Name | Type | Required | Comments |
---|---|---|---|
metrics |
metric[] | Yes | List of supported metrics. |
metric.measures |
string[] | Yes | List of measure names. See metric names |
metric.since |
datetime | Yes | Earliest supported start date for fetching metrics. Minute (MM) must be divisible by minimum interval . |
metric.intervals |
duration[] | Yes | A list of interval durations in ascending order. Minimum (first) interval duration is the default. |
max_intervals |
integer | Yes | Maximum number intervals that can be returned. |
dimensions |
string[] | Yes | List of supported dimensions. See dimensions. |
filters |
string[] | Yes | List of supported filters for metrics. See filters. |
{
"metrics": [
{
"measures": [string],
"since": datetime,
"intervals": [duration]
}
],
"max_intervals": number,
"dimensions": [string],
"filters": [string]
}
Possible HTTP Status Codes: 200, 404, 500
See Responses, Bulk Responses, and schema for details.
POST /metrics
Supports querying one or more metrics with the following parameters.

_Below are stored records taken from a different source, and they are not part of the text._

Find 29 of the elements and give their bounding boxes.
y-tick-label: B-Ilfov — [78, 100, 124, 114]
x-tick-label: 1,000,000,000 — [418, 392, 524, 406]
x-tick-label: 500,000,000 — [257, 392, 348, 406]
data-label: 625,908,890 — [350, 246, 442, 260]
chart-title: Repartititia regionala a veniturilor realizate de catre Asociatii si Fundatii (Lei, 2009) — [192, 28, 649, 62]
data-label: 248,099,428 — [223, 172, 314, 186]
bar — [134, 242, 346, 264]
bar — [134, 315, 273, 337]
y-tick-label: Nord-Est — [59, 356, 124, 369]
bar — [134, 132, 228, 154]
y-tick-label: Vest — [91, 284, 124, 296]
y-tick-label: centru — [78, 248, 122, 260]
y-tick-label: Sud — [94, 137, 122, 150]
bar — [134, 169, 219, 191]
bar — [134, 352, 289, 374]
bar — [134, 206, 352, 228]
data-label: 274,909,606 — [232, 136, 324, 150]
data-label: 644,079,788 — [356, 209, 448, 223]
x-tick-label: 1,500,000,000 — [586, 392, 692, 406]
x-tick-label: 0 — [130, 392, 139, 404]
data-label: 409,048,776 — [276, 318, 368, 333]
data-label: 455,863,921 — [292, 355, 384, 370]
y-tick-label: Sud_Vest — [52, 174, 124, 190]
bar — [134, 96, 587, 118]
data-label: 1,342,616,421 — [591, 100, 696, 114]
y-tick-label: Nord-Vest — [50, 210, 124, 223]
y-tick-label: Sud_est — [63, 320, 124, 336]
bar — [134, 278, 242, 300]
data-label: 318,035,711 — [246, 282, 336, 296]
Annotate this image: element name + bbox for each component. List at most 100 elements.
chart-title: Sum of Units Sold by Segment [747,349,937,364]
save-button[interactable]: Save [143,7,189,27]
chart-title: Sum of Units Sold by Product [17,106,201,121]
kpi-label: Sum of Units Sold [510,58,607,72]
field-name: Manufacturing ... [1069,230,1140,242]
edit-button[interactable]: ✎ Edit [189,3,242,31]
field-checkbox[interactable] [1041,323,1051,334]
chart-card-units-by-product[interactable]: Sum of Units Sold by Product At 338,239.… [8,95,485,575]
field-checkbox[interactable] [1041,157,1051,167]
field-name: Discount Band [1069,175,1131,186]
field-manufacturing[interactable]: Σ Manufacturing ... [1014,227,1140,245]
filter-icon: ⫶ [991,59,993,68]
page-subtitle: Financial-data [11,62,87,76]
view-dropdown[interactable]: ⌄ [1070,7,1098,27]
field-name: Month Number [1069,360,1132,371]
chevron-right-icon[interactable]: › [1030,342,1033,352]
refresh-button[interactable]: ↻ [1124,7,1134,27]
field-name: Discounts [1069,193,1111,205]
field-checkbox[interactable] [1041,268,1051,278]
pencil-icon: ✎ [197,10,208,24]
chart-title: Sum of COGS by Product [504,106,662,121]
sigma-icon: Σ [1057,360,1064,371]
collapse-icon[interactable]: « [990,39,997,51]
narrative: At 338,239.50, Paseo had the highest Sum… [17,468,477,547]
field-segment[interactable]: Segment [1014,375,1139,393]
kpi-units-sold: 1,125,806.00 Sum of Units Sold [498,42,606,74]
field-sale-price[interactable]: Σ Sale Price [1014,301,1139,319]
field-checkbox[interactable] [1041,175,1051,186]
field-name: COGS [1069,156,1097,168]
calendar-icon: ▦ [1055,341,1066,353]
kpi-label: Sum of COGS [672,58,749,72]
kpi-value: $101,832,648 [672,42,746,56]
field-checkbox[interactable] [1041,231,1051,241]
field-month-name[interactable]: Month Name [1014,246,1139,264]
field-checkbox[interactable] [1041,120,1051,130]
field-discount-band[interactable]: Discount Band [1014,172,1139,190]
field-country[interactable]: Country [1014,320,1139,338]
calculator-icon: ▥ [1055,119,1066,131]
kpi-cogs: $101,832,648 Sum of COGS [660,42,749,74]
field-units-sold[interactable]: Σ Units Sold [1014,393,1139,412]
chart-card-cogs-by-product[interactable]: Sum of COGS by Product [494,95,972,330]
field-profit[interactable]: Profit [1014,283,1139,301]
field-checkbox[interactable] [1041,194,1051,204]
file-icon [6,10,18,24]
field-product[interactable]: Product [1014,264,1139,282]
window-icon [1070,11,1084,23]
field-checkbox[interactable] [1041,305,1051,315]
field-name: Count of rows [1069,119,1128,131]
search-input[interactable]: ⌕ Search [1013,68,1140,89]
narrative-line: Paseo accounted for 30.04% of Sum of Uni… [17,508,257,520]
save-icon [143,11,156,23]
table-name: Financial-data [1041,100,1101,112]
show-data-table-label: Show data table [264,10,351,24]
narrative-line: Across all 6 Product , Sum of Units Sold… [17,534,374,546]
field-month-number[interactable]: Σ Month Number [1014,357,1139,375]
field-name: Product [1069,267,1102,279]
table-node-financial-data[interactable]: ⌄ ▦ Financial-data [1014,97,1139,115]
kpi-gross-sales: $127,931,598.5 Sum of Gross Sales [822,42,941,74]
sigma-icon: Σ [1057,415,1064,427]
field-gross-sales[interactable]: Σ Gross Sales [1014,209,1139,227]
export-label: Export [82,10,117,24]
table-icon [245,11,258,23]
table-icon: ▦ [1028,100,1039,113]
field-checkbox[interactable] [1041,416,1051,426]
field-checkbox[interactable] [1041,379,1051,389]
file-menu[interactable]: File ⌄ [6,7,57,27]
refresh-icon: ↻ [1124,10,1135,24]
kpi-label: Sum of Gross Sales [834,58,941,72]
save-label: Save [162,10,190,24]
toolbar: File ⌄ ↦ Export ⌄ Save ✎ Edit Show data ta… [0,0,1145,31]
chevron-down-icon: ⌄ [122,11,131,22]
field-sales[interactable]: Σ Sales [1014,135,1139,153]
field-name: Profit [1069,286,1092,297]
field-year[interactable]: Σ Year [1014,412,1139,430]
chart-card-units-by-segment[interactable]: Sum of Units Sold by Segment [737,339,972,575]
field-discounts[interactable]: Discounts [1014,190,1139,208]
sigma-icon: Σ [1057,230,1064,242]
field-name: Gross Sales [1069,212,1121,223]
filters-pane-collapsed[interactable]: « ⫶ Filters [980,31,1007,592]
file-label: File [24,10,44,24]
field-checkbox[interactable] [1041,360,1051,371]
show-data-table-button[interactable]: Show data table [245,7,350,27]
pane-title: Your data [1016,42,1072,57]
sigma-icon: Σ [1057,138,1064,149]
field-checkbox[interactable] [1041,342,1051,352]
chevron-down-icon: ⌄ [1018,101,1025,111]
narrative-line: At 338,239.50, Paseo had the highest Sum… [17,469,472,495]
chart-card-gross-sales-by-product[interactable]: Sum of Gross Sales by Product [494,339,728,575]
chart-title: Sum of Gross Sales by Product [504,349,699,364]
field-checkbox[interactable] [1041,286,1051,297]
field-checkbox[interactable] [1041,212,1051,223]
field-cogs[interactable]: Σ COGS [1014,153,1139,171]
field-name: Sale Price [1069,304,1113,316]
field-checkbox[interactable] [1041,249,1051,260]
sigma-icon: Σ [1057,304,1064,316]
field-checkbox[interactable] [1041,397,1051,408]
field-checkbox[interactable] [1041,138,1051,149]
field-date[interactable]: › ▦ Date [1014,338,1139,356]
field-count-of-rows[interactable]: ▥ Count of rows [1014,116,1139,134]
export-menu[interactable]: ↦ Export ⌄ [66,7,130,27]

Query Parameters | Type | Required | Comments |
---|---|---|---|
measures |
string[] | Yes | list of measures to return. See metric names |
interval |
duration | Yes | ISO 8601 duration for metrics intervals. |
start_date |
datetime | Yes | ISO 8601 formatted start date or numeric timestamp to fetch metrics. |
end_date |
datetime | No | ISO 8601 formatted end date or numeric timestamp to fetch metrics. |
timezone |
timezone | No | TZ Database time zone name (default: "UTC") |
dimensions |
string[] | No | List of dimension names. See dimensions. |
filters |
filter[] | No | Filters for metrics to return of format See filters. |
filter.name |
string | No | Name of filter (e.g. 'vehicle_type') |
filter.values |
string[] | No | List of values to filter for (e.g ['car', 'moped']) |
Note: If timezone
is specified then start_date
, end_date
, and all datetime column values will be
converted to the specified time zone. If not, parameters will be converted to and the results will be
displayed in UTC. If start_date
is specified as a numeric Unix timestamp then all datetime column values will be
displayed using numeric Unix timestamp values as well. The timezone
parameter is not allowed when using numeric
Unix timestamp values.
Note: If end_date
is specified, all intervals that begin between the specified start_date
and the end_date
(inclusive) are fetched. If end_date
is not specified, only the interval that begins on the specified start_date
is fetched.
All named fields are required to be returned in response. Non-relevant values can be empty.
Name | Type | Comments |
---|---|---|
id |
uuid | Unique id for query |
query.measures |
string[] | From request. |
query.interval |
duration | From Request. |
query.start_date |
datetime | From Request. |
query.end_date |
datetime | From Request. |
query.timezone |
timezone | From Request. |
query.k_value |
integer | The k-anonymity value used in any data redaction. |
query.dimensions |
string[] | From Request. |
query.filters |
filter[] | From Request. |
columns |
column[] | Array of column information |
column.name |
string | Name of metric or dimension column. |
column.column_type |
string | Type of column: measure or dimension . |
column.data_type |
string | Data type of column: datetime , string , integer , float . |
rows |
values[][] | Array of row arrays containing the dimension and metric values. |
{
"id": string,
"query": {
"measures": [string],
"interval": duration,
"start_date": datetime,
"end_date": datetime,
"dimensions": [string],
"timezone": string,
"k_value": 10,
"filters": [
{
"name": string,
"values": [string]
}
]
},
"columns": [
{
"name": string,
"column_type": string,
"data_type": string
}
],
"rows": [
[string | number]
]
}
Possible HTTP Status Codes: 200, 400 (with parameter), 404, 500
See Responses, Bulk Responses, and schema for details.
See the Metrics Examples for ways these can be implemented.